Annoncées au cours des derniers jours, les avant-premières hollywoodiennes (Killers of the Flower Moon de Martin Scorsese, Indiana Jones et le cadran de la destinée de James Mangold), combinées à la présentation attendue en compétition d’Asteroid City de Wes Anderson, offriront quelques montées des marches glamour et donneront de la visibilité à une Sélection Officielle qui se permet quelques audaces, comme la présentation de deux films du documentariste Wang Bing, dont un en compétition, Jeunesse. Autre audace, mais qui ne devrait pas en être une, la présence de six réalisatrices en compétition, parmi lesquelles une habituée, Alice Rohrwacher pour La chimera, une revenante, Catherine Breillat, pour L’Été dernier, seize ans après Une vieille maîtresse, ou encore Ramata-Toulaye Sy pour Banel et Adama, l’unique premier film de cette sélection.
Concernant le contingent américain, Asteroid City, évoqué plus haut, sera accompagné par May December de Todd Haynes, et The Zone of Interest de Jonathan Glazer, première entrée en compétition pour ce cinéaste aussi rare qu’audacieux. Certains habitués ne sont pas là (ou pas encore, la sélection n’étant pas achevée), comme Cristi Puiu, dont on attend quand même avec impatience le nouvel opus au titre énigmatique, Mmxx. D’autres sont bien présents comme Hirokazu Kore-Eda, avec Monster ou Nuri Bilge Ceylan avec Les Herbes sèches. Du côté des vétérans, on avoue entretenir quelques craintes sur Perfect Days de Wim Wenders, dont on peut aisément préférer les documentaires inspirés (The Soul of a Man, Pina) aux lourdes fictions (Everything Will Be Fine, Rendez-vous à Palerme) depuis un certain temps, et The Old Oak de Ken Loach, dont le cinéma, certes généreux, ronronne depuis quelques années.
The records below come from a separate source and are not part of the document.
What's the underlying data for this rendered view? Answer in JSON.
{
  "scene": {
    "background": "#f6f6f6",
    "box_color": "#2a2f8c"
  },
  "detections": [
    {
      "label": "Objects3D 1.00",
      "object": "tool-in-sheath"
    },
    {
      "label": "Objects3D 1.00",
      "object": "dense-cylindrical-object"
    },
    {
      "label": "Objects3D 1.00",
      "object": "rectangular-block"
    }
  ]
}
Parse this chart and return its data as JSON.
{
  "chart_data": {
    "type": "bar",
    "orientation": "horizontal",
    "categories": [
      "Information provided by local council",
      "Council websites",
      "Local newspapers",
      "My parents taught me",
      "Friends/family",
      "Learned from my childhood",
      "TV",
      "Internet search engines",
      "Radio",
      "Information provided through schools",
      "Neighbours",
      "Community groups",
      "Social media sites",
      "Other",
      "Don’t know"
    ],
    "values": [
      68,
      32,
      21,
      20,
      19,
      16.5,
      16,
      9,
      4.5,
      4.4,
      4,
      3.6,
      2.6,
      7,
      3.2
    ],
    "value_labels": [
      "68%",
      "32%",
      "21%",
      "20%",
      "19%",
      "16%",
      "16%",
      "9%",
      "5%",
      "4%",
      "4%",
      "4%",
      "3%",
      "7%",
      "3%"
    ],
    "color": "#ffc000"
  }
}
De son côté, Nanni Moretti doit vraiment nous promettre Vers un avenir radieux (en salle le 28 juin) pour se faire pardonner Tre piani (mais notre bande diverge à ce sujet – voir ici notre « polycritique »).
Deux autres habitués seront à Cannes Première, Takeshi KItano avec Kubi, annoncé comme une comédie, et surtout, Victor Erice, qui revient après plusieurs décennies d’absence au cinéma avec Fermer les yeux, où l’on retrouvera notamment Ana Torrent, protagoniste du sublime Esprit de la ruche.
Comme l’a rappelé Thierry Frémaux, et ce grâce aux nouvelles sélections, Un Certain Regard a retrouvé sa mission de défricheuse de nouveaux talents avec pas moins de huit premiers films sur une sélection qui en compte seize. Pour parler brièvement de ceux que l’on connaît déjà avant de probables belles découvertes, on peut dire qu’on attend The New Boy de l’Australien Warwick Thornton, Rosalie de Stéphanie Di Giusto, après l’audacieux La Danseuse, et surtout Le Règne animal de Thomas Cailley, qui pourrait, tout comme Acide de Just Philippot (Séance de Minuit) nous donner un nouvel aperçu des hybridations entre cinémas d’auteur et de genre.